Archive for category Python
With the pandas library, if you have read in a csv file with a date field that is sometimes empty and are getting the error:
TypeError: can't compare offset-naive and offset-aware datetimes
It may be caused by dateutil.parser.parse which is the default function for parsing dates when the csv file is read. This function returns the current non-timezone aware date when given an empty string as input. According to the dateutil documentation “the default value is the current date, at 00:00:00am.” This causes confusion in the context of pandas for three reasons:
- the data in the DataFrame is not derived from the source CSV file
- the expected value of an empty field is numpy.NaN.
- the returned datetime object is not time zone aware.
Fortunately pandas.read_csv has the date_parser argument which allows you to include your own parsing function. One might thing that the following function is the right fix…
def date_or_nan_parse(str): if not(str): return numpy.NaN return dateutil.parser.parse(str)

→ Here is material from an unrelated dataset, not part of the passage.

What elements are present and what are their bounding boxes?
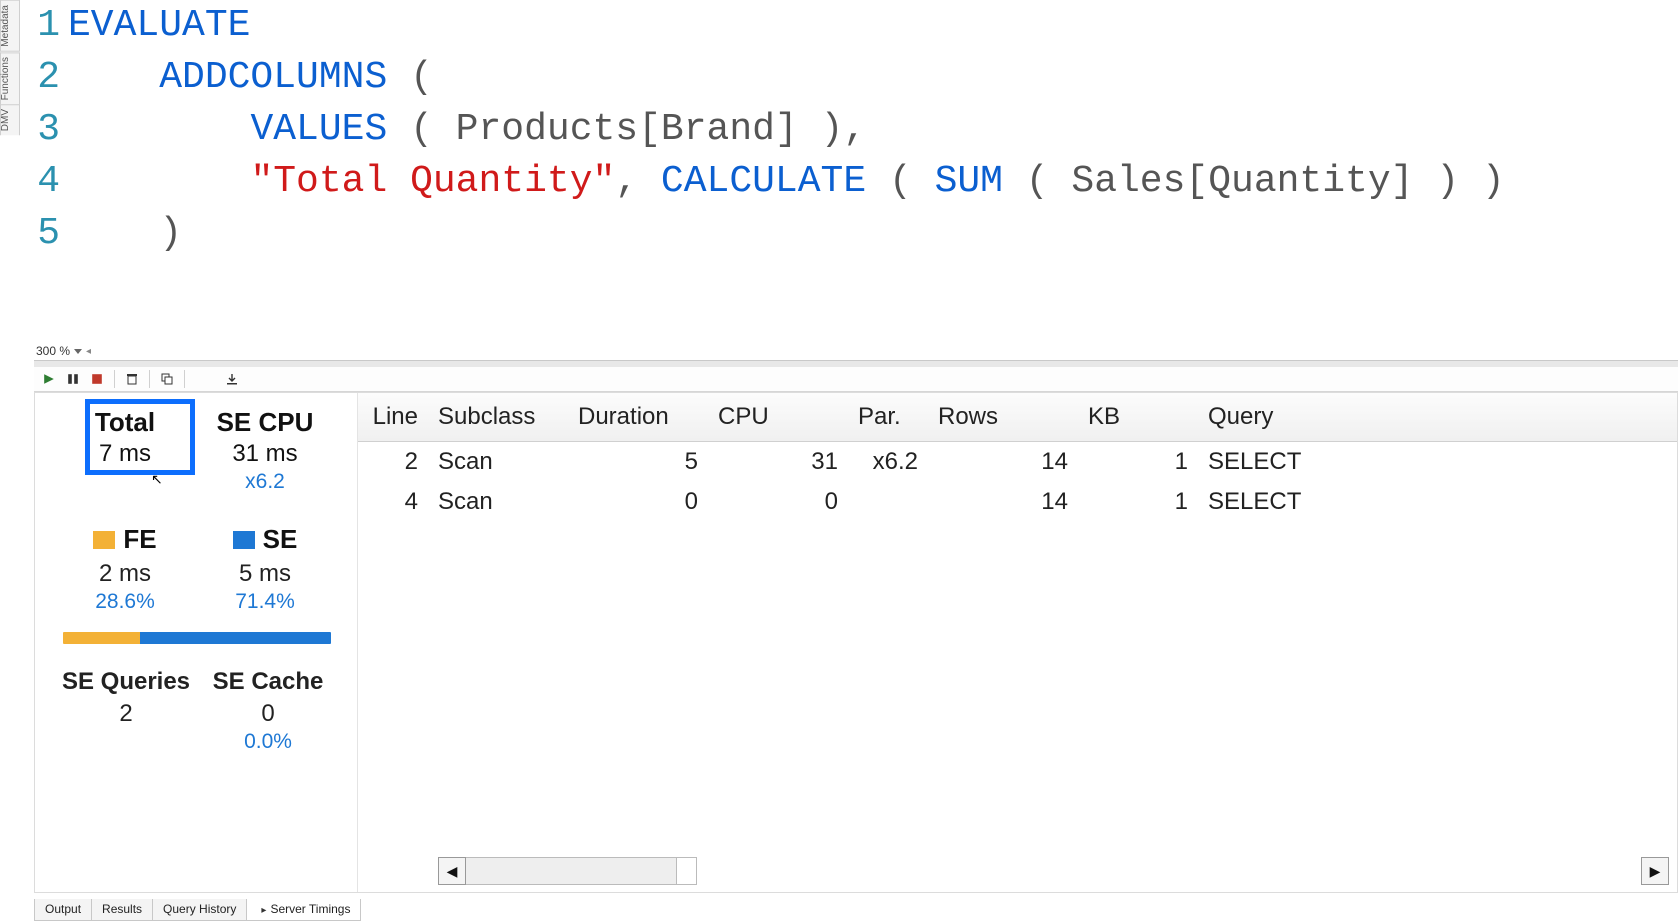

BUT NO. If you then try to compare a date against the pandas.Series of the dates the same “TypeError: can’t compare offset-naive and offset-aware datetimes” may get thrown. In fact, both of these will fail:
df['datefield'] > dateutil.parser.parse("January 1 1901 00:00 UTC") df['datefield'] > dateutil.parser.parse("January 1 1901 00:00")
This time the problem is that the comparison fails on the numpy.NaN values.
My fix is:
OLD_DATE = dateutil.parser.parse("January 1, 1901 00:00 UTC") def date_or_nan_parse(str): if not(str): return OLD_DATE return dateutil.parser.parse(str)
In this case I introduce a new value rather than (the more correct) numpy.NaN. The new value is a date so it doesn’t fail during comparison operations (assuming that OLD_DATE has the same time zone awareness as the rest of your data). And at least it is a date that I’ve explicitly chosen, rather than just the current date.
I hope this saves you some confusion.